The Texas Conference of Catholic Bishops support SB 2144. This is the best first step toward addressing our school finance system, and runs parallel to our work: following the 2017 session, the bishops have charged the TCCB with providing recommendations upon how to improve the finance system. Our work will shed light on the fundamental problems and solutions to them.

For example, problem is that Texas collects revenue through a local property tax to fund a statewide obligation. This was not always true: the obligation to maintain education was established in our 1876 constitution, and we supported it through statewide taxes. However, in 1968, Texas prohibited a statewide property tax,[1] so we began to rely upon a local property tax.[2] The result was widely inequitable funding. Recapture was established to remedy this problem.[3]  

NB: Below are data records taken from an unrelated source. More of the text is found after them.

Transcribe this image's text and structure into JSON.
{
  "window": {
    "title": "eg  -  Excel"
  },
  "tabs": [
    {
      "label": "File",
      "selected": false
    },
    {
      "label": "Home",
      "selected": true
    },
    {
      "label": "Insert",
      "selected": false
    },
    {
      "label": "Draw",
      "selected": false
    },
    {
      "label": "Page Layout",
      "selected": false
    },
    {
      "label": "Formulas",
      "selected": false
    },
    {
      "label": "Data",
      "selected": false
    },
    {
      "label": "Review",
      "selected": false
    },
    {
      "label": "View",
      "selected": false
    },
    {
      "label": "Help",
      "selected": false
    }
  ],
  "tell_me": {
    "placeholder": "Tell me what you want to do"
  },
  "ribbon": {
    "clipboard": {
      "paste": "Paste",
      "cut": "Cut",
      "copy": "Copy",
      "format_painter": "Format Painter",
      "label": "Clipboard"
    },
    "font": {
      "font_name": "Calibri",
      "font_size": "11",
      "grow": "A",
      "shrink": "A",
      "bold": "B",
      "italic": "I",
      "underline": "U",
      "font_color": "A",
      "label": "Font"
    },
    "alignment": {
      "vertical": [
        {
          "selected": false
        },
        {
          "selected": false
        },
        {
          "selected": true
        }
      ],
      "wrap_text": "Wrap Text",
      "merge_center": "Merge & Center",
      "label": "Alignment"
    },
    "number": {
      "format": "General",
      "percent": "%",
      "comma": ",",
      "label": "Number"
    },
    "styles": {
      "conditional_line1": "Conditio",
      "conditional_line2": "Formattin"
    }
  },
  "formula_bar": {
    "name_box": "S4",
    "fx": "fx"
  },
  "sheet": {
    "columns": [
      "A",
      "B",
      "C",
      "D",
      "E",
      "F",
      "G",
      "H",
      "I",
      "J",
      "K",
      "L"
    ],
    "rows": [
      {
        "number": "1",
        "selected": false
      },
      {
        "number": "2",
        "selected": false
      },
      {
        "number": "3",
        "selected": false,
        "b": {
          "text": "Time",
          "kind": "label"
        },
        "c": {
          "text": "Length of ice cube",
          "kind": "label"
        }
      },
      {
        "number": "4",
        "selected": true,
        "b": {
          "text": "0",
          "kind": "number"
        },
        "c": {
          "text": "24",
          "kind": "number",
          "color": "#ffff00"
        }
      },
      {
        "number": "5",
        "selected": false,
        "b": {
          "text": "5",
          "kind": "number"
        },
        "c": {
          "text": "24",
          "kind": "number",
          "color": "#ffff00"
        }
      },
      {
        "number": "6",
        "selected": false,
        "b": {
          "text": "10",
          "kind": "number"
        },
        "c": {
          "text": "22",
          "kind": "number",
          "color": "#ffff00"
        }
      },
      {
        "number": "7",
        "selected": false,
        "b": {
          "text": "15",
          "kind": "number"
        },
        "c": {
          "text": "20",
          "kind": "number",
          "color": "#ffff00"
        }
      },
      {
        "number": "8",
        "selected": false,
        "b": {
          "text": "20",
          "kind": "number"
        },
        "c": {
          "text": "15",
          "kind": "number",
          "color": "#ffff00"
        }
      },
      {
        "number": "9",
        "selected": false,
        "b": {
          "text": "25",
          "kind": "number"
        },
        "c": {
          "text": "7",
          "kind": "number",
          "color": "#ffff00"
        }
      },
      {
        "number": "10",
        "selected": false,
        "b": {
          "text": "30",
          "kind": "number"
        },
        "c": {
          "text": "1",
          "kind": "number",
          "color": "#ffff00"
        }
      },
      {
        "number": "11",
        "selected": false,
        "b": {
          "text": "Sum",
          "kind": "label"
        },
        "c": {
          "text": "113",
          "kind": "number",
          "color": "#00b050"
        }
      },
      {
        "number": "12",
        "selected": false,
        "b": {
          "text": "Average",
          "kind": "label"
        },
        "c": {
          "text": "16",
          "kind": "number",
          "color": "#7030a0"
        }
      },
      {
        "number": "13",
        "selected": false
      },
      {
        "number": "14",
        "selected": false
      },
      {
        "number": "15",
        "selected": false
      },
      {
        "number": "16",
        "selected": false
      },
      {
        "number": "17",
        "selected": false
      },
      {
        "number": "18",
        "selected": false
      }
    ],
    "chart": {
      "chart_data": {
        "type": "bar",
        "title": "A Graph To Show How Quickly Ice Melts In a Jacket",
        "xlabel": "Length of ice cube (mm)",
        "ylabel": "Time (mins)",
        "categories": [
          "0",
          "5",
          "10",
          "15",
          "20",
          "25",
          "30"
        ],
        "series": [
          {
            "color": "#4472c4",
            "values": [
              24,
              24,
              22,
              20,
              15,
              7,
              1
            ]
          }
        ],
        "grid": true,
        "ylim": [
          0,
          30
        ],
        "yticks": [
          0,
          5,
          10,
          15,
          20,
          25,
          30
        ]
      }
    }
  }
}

But recapture points to a second problem. Recapture aims at district equity, not student equity. Currently, revenue does not flow at all in the way intended by the state system of weights.[4] This fact prompted families in far West Texas to file suit against their district because some schools received over 40 percent more than others. (see figure at right) The Texas Supreme Court ruled against the family because they had not exhausted their administrative appeals process. However, the completion of this process comes too late to help their children. Our state must place a higher priority upon maintaining a student-centered system. The TCCB plans to provide guidance on this issue in the future, and we look forward to the study commissioned by this bill.

[1] S.J.R. 32, 60th  R.S. (1967). This became Article 8, Section 1-e.
[2] The problem was summarized in Edgewood I, at pages 2 and 6:

There are glaring disparities in the abilities of the various school districts to raise revenues from property taxes because taxable property wealth varies greatly from district to district. The wealthiest district has over $14,000,000 of property wealth per student, while the poorest has approximately $20,000; this disparity reflects a 700 to 1 ratio.… The structure of school finance [in 1876] indicates that such gross disparities were not contemplated. Apart from cities, there was no district structure for schools nor any authority to tax locally for school purposes under the Constitution of 1876. The 1876 Constitution provided a structure whereby the burdens of school taxation fell equally and uniformly across the state...
[3] S.B. 7, 73rd R.S.
[4] Roza, Marguerite, Educational Economics: Where do School Funds Go?, 1st ed. (Washington, D.C.: Urban Institute, 2010), 33- 60; Hill, Paul T., Marguerite Roza, and James Harvey, Facing the Future: Financing Productive Schools (Seattle, WA: The Center on Reinventing Public Education, December 2008), 9-17; Hansen, Janet S., Gina Ikemoto, Julie Marsh, and Heather Barney, School Finance Systems and Their Responsiveness to Per­formance Pressure: A Case Study of Texas (Seattle, WA: Center on Reinventing Public Education, March 2007), 37. Hansen and her colleagues concluded about Texas, “the state funding formu­las [have] for many years been weighted by student needs. State­wide, however, it appeared to us that use of weighted formulas for distributing district funds to schools was still very much the exception rather than the rule.”